Bu dönemde reklamlar, herkese aynı mesajı veren, tek yönlü iletişim biçimleriydi. Afişlerle göz yakalayan, televizyonla kulağa fısıldayan, radyoyla bilinçaltına ulaşan bu sistem, dijital çağın gelişimiyle birlikte eksik kalmaya başladı. Neden mi? Çünkü artık bireyin “ben”i merkeze alınmak zorundaydı.
Dijital çağda bir devrim: Yapay zekâ sahneye çıkıyor
Ve o gün geldi: Reklamcılık yapay zekâ ile tanıştı. Artık bir tüketici olarak sizin hangi marka ayakkabıyı tercih ettiğinizi, ne tür kahve içtiğinizi, gece kaçta telefona baktığınızı bilen bir sistem var. Üstelik sadece bilmekle kalmıyor, bu bilgilerle özel içerikler hazırlıyor ve sizi satın alma kararına hiç fark ettirmeden yönlendiriyor.
Yaşınız, cinsiyetiniz, ilgi alanlarınız, sosyal medya hareketleriniz… Yapay zekâ tüm bunları analiz ediyor ve sizi algoritmik bir aynada yeniden inşa ediyor. Böylece siz daha bir şey istemeden karşınıza çıkan reklamla ihtiyaç duyduğunuz şeye zaten karar vermiş oluyorsunuz.
Popkek ve Albeni: Algoritmanın lezzetle dansı
Markalar bu gücü fark etti. Örneğin Eti, Popkek ürünü için yapay zekâdan yardım alarak “PopGPT” adını verdiği bir kampanya başlattı. Sadece bir reklam değil, aynı zamanda bir lezzet tasarımıydı bu. “Frambuazlı Cheesecake” aromalı yeni Popkek, hem damaklara hem de zihinlere hitap etti. Tam anlamıyla algoritmik bir tat!
Ülker’in Albeni markası ise ambalaj değişikliği için yapay zekâya başvurdu. “Eğlenceli”, “trend” ve “heyecanlı” kelimeleri üzerinden binlerce yeni ambalaj tasarlandı. Sonuç? Daha genç, daha dinamik bir görünüm ve tüketiciyle kurulan yepyeni bir bağ.
Peki ya etik? Bilgiden tüketime uzanan ince çizgi
Bu kadar güçlü bir sistemin etik sorumluluklar doğurmaması mümkün mü? Yapay zekâ, ikna edici ve gerçekçi içerikler üretmede o kadar başarılı ki, sınır aşıldığında tüketici aldatılabilir. Abartılmış vaatler, manipülatif görseller ve sizi sizden gizlice yönlendiren içerikler… Bu noktada, reklam verenlerin sorumluluğu büyük.

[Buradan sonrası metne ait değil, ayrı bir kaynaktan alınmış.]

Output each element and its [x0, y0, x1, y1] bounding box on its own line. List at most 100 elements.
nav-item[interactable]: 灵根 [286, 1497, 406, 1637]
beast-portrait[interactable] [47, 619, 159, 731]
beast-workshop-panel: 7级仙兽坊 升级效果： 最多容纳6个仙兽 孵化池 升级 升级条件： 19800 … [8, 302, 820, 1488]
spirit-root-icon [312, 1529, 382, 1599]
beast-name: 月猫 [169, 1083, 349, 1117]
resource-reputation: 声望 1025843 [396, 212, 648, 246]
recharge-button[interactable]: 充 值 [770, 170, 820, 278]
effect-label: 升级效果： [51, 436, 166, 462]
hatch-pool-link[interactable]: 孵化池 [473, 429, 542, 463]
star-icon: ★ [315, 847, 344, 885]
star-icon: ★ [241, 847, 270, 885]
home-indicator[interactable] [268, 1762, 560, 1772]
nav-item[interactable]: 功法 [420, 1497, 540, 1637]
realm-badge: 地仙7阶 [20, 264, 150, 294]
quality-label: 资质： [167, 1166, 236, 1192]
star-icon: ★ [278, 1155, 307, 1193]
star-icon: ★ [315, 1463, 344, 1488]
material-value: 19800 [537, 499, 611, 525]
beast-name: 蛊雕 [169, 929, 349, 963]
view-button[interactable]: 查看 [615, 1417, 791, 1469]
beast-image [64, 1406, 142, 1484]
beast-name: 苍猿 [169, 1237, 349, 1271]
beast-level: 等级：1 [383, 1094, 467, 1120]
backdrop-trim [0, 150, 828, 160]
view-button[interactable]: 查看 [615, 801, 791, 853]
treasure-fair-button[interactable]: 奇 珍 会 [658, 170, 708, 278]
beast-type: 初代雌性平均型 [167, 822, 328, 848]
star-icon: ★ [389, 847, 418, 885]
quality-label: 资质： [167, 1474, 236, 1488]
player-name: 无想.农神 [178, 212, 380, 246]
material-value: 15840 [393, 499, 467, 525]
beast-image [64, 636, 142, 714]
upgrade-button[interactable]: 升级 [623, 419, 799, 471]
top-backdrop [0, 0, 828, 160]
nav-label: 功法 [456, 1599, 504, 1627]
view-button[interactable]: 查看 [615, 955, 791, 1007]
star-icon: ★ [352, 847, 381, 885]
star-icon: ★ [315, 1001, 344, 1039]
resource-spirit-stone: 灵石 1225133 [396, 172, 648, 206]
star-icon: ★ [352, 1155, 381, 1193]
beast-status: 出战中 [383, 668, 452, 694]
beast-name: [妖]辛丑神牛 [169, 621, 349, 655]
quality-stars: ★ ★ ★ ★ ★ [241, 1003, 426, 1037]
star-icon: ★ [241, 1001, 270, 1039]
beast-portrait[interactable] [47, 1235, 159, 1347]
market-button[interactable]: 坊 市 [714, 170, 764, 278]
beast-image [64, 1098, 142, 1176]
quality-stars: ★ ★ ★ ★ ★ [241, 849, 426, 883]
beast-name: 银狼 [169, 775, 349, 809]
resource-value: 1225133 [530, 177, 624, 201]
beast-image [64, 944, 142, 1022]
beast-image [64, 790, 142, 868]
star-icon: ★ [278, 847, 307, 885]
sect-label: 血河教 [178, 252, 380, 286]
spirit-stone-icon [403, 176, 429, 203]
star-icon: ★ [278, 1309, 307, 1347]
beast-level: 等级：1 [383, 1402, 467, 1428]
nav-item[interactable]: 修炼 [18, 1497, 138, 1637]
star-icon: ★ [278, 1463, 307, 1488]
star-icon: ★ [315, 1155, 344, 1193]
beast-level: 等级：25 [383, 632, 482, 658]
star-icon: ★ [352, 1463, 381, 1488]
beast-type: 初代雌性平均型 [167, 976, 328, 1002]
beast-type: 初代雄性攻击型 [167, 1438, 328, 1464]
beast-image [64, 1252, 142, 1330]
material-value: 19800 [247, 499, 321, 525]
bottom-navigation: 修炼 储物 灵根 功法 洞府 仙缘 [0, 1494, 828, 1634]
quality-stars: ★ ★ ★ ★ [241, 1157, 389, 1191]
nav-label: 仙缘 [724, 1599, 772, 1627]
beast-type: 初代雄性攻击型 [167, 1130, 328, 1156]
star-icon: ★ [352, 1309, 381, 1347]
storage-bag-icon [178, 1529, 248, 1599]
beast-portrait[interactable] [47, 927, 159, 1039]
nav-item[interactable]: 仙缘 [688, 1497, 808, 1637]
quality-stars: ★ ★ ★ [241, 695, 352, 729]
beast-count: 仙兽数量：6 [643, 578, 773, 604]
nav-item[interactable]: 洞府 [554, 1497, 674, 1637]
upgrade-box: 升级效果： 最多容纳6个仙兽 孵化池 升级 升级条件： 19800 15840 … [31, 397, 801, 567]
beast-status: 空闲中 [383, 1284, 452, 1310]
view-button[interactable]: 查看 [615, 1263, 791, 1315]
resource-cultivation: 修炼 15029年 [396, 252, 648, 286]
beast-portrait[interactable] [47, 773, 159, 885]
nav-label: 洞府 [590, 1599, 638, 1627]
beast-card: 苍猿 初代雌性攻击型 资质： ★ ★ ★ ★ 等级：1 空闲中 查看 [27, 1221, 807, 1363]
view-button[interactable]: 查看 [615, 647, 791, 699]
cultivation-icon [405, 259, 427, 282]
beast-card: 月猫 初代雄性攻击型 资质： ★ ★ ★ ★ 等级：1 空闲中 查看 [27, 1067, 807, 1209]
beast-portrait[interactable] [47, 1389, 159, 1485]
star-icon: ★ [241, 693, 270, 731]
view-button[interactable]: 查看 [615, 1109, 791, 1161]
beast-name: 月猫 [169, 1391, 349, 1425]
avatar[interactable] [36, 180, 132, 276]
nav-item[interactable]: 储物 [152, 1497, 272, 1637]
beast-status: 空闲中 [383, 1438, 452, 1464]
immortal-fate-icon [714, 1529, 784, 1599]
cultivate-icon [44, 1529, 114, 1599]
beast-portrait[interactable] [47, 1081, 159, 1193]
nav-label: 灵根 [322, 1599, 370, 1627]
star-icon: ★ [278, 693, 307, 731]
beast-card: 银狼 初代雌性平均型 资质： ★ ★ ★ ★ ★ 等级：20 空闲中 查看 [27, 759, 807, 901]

Yapay zekâya ne kadar veri verirsek o kadar “bizi” öğreniyor. Ancak burada durmamız gereken yer var. Her ne kadar mükemmel sonuçlar sunsa da yapay zekâ insan yaratıcılığı ve duygusunun yerini tamamen alamaz. Unutulmamalı: O bir araç, karar verici değil.
Son söz: Satın alan siz misiniz, sizi satın alan bir algoritma mı?
Gelecekte belki de satın alma kararlarımızın tamamını yapay zekâ verecek. Belki bu yazıyı bile sizin adınıza yazılmış bir bilinçaltı okuyor. Ama durun bir saniye… Bu ihtimal sizi korkutmasın. Çünkü büyük ihtimalle farkında bile olmayacaksınız.
İşte tam da bu yüzden, bir tüketici olarak mesafeyi korumalı, bir üretici olarak teknolojiyi kucaklamalıyız. Çünkü hiçbir insan, kendi adına düşünen, karar veren ve satın alan bir algoritma tarafından yönetilmek istemez. Ama belki de… çoktan yönetiliyor.